By the baldric he caught it and about his neck cast it:
right well and worthily it went with the knight.
And why the pentangle is proper to that prince so noble
I intend now to tell you, though it may tarry my story.
It is a sign that Solomon once set on a time
to betoken Troth, as it is entitled to do;
for its is a figure that in it five points holdeth,
and each line overlaps and is linked with another,
and every way it is endless; and the English, I hear,
everywhere name it the Endless Knot.
So it suitss well this knight and his unsullied arms;
for ever faithful in five points, and five times under each,
Gawain as good was acknowledged and as gold refinéd,
devoid of every vie and with virtues adorned.
So there
the pentangle painted new
he on shield and coat did wear,
as one of word most true
and knight of bearing fair.

First faultless was he found in his five senses,
and enxt in his five fingers he failed at no time,
and firmly on the Five Wounds all his faith was set
that Christ received on the cross, as the Creeed tells us;
and wherever teh brave man into battle was come,
on this beyond all things was his earnest thought:
that ever from the Five Joys all his avlour he gained
that to Heaven's courteous Queen once came from her Child.

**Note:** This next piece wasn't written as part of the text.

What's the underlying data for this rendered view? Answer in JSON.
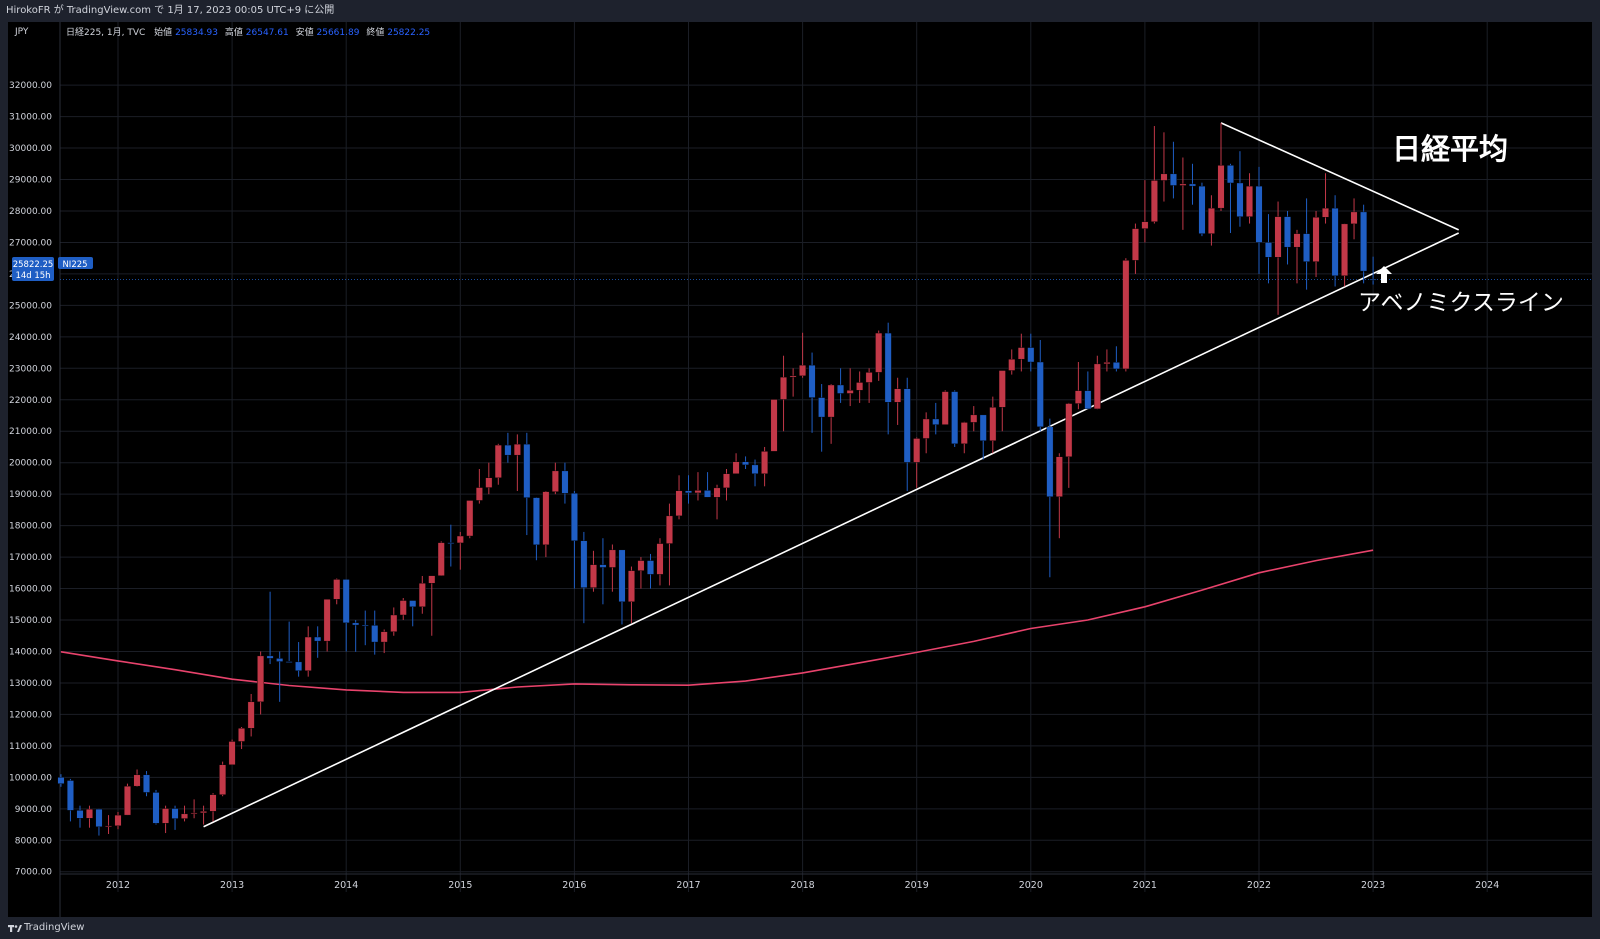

For which cause the knight had in comely wise
on the inner side of his shield her image depainted,
that when he cast his eyes thither his courage never failed.
The fifth five that was used, as I find, by this knight
was free-giving and friendliness first before all,
and chastity and chivalry ever changeless and straight,
and piety surpassing all points: these perfect five
were hasped upon him harder than on any man else.
Now these five series, in sooth, were fastened on this knight,
and each was knit with another and had no ending,
but were fixed at five points that failed not at all,
coincided in no line nor sundered either,
not ending in any angle anywyere, as I discover,
wherever the process was put in play or passed to an end.
Therefore on his shining shield was shaped now this knot,
royally with red gules upon red gold set:
this is the pure pentangle as people of learning
have taught.
Now Gawain in brave array
his lance at last hath caught.
He gave them all good day
for evermore as he thought.


Sir Gawain and the Green Knight, J. R. R. Tolkien, tr. (George Allen & Unwin: 1990) 35-36.